Há quase 35 anos, Portugal acordou com militares na rua e um regime decrépito a render-se às evidências da História. De protesto castrense, assente em motivações de natureza meramente corporativa, o movimento que derrubou o Estado Novo evoluiu para contornos mais marcadamente políticos, que nos célebres 3 D - “descolonizar, democratizar, desenvolver” - encontrariam indubitável expressão.
É aos “capitães”, em primeiro lugar, que se deve o país livre que hoje somos. O 25 de Abril de 1974 foi feito com chaimites e fardas. Não prescindiu, porém, da colaboração cúmplice de um punhado de civis que, cada um à sua maneira, contribuíram para o sucesso. É essa parcela da História que o JN hoje recorda, consciente de que a participação civil no golpe está longe de esgotar-se nas cinco figuras apresentadas.
Pelas páginas seguintes passa o papel desempenhado pelo arquitecto Braula Reis, que cedeu o seu ateliê para a realização de uma das reuniões decisivas do Movimento das Forças Armadas, nas vésperas do golpe. Dos jornalistas João Paulo Diniz e Carlos Albino, os quais estiveram ligados à emissão via rádio das senhas que desencadearam as operações militares. De outro jornalista, Joaquim Furtado, que aos microfones do Rádio Clube Português leu o primeiro comunicado dos revoltosos, que arrancava com a frase-chave: “Aqui, posto de comando do Movimento das Forças Armadas”. Do advogado oposicionista Francisco Sousa Tavares, que nos tensos momentos que precederam a rendição de Marcello Caetano, num Largo do Carmo pejado de gente, ousou pegar num megafone para exortar à mobilização popular.
Nada menos de 197 militares no ateliê um arquitecto, situado no coração de Cascais. Ainda hoje Paulo Braula Reis duvida que aquela reunião do MFA, de 5 de Março de 1974, tenha passado despercebida à PIDE. “Deve ter sido um número de filme italiano”, observa o filho do proprietário do espaço, que então tinha apenas 17 anos.
João Braula Reis, que morreu há duas décadas, navegava nas águas dos católicos progressistas, com o seu amigo Nuno Teotónio Pereira, que recorda ao JN o “caminho comum”. Na oposição à Ditadura e nas lides profissionais - assinaram os dois o projecto do edifício “Franjinhas”, em Lisboa, distinguido com o prémio Valmor.
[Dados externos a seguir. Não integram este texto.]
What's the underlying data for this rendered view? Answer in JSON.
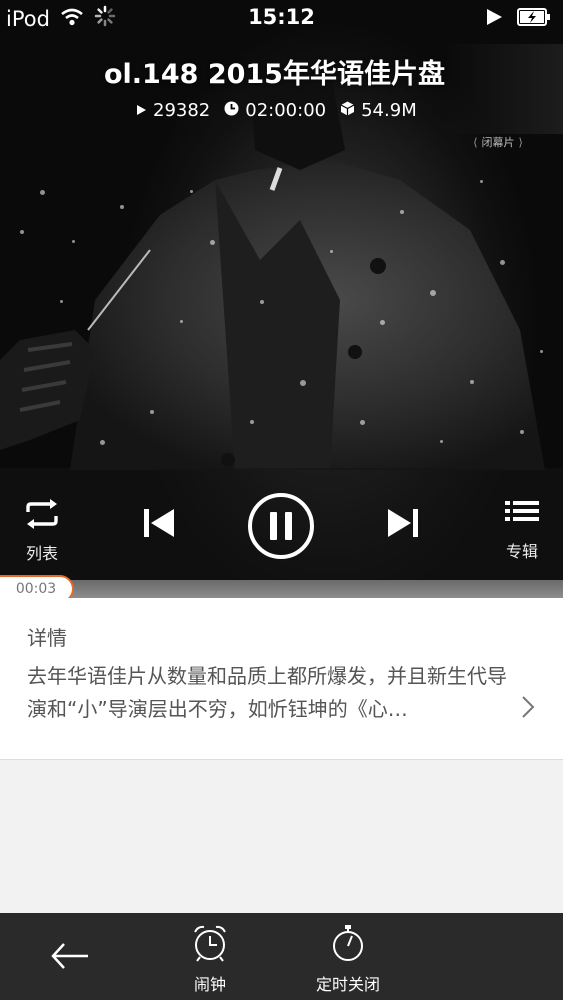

A ligação do arquitecto aos revoltosos foi feita através do irmão, capelão militar - hoje pároco da igreja de S. Domingos, em Lisboa - que conhecia Sanches Osório, um dos envolvidos. A decisão de ceder o ateliê foi partilhada com a família. “Tínhamos cinco filhos. Se desse para o torto, era complicado”, admite a viúva, Maria Eugénia, que sendo professora numa escola pública também corria riscos.
Não foi uma reunião qualquer, a de Cascais. Foi aquela em que, pela mão de Melo Antunes, o MFA adquiriu uma feição mais política e ideológica, graças à aprovação do ambicioso documento “O Movimento, as Forças Armadas e a Nação”.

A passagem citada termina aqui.